Bueno, pues igual que el cliente del
pasodoble publicitario del Fundador, cuando pedimos café tras los
postres de un restaurante medio buenecito, nos deberían preguntar qué
marca de café queremos. No es lo mismo La Estrella que Saimaza, ni
Catunambú ni el Malongó. Si para la comida he pedido, y me han
traído, Marqués de Cáceres del 95, ¿por qué me van a dar tras los
postres un café de garrafa, un café que sabe Dios de dónde viene y
cómo es?
Y nada digo del té. No hablo ya del
escapulario de Santa María Hornimans, que muchos exigimos, por la
antigua observancia, que nos lo pongan por lo menos dentro de una tetera
y no metido en un vaso, como muestra orgánica de laboratorio en formol.

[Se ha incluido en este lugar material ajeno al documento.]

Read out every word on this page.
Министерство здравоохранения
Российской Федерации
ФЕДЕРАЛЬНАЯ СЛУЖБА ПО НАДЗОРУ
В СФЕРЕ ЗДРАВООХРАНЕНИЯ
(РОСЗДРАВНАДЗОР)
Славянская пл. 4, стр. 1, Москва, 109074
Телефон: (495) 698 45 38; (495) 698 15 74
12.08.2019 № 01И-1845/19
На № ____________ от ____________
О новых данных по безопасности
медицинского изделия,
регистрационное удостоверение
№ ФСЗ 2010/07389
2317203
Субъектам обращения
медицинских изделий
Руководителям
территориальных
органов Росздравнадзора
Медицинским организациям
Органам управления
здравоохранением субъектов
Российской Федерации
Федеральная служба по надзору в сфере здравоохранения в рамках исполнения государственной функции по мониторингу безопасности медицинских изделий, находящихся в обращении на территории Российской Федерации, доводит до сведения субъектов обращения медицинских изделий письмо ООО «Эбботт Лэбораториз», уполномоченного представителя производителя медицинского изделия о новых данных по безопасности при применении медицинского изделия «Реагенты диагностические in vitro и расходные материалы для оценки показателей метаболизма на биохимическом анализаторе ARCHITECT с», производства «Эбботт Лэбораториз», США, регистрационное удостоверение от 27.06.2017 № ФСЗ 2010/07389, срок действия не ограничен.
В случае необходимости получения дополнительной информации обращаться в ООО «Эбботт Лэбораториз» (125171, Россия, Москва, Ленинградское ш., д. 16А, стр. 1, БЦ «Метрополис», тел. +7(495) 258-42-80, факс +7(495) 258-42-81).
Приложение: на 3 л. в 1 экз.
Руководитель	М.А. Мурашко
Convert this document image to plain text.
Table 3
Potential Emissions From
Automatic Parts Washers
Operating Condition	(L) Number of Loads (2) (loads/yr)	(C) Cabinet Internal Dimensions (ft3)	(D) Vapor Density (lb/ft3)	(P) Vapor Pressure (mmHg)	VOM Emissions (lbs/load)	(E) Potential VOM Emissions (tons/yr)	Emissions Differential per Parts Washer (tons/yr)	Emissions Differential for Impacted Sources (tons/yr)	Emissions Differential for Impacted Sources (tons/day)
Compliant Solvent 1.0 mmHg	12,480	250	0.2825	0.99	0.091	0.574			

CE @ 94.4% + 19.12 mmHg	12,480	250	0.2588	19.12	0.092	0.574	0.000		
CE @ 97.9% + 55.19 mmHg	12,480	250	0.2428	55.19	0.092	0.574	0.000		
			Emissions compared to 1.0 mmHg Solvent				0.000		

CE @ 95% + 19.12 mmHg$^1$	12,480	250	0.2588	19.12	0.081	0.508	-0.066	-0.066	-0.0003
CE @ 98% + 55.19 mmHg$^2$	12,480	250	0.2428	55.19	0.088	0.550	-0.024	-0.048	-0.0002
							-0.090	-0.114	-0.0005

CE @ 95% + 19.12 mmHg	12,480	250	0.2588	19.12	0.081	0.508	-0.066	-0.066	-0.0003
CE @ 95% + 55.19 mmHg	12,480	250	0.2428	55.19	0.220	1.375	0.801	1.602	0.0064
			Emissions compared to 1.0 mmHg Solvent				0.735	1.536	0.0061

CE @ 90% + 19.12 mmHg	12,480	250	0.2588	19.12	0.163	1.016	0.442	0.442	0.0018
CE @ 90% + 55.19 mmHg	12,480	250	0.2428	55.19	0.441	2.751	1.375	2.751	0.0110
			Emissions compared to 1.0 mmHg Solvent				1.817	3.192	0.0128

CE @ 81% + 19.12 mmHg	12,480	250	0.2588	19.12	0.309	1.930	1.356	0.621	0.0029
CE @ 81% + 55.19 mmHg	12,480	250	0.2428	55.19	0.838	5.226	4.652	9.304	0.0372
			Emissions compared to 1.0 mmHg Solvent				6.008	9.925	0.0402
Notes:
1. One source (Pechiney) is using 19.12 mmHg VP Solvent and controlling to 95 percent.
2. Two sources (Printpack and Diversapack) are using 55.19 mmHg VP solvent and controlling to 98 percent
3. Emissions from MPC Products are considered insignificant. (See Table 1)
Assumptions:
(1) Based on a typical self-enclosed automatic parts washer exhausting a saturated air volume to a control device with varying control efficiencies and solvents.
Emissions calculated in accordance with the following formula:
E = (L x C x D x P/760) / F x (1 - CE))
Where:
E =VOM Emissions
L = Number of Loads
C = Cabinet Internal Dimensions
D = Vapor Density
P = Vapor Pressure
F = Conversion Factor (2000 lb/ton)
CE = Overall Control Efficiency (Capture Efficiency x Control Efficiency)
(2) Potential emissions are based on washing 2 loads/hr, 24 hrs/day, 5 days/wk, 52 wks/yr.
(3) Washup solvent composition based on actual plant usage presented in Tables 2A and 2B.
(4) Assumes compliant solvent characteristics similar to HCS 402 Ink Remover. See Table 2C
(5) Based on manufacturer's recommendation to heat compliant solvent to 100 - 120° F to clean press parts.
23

Hablo de las muchas clases de té que hay, a las que se pertenece con
lealtad de secta. Bajas al comedor de los hoteles que presumen de
buenos, tomas asiento a la mesa, se te acerca el camarero para anotar la
comanda del desayuno en el espantoso bufé de las mortadelas
pseudoalemanas y las como hormigoneras de huevos revueltos, y le dices:
-- Voy a tomar té. ¿Qué marcas
tienen?
-- No, solamente tenemos Dueños del
Loro... Todo el té es marca Dueños del Loro...
Y te quedas sin tu Hornimans de cada
mañana, sin tu Lippton de cada tarde, por sólo citar dos de las marcas
más conocidas, aparte de esos espantosos Dueños del Loro que parecen
los amos de los desayunos adocenados de toda la hostelería española.
No digo ya que tengan el té inglés exquisito que acopias en Harrods
cuando vas a Londres, del que te traes cuando, en Marbella o en
Barcelona, acudes al culto de las maravillas que María Vidal tienen en
Semon. Digo algo más elemental, como que nos dejen elegir marca de
café o marca de té. Nada, no hay forma de que en aquella misma mesa
donde a las 3 de la tarde podrás pedir el blanco Pesquera o Waltraud, a
las 8 y media de la mañana puedas pedir tu té Hornimans de siempre o
tu sevillano Catunambú de toda la vida.
Como que los consumidores deberíamos
corporativamente tomar cartas en el asunto y exigir en los sitios medio
buenecitos cartas de cafés y cartas de té, del mismo modo que en
algunos lugares como Dios manda hay ya cartas de aguas minerales.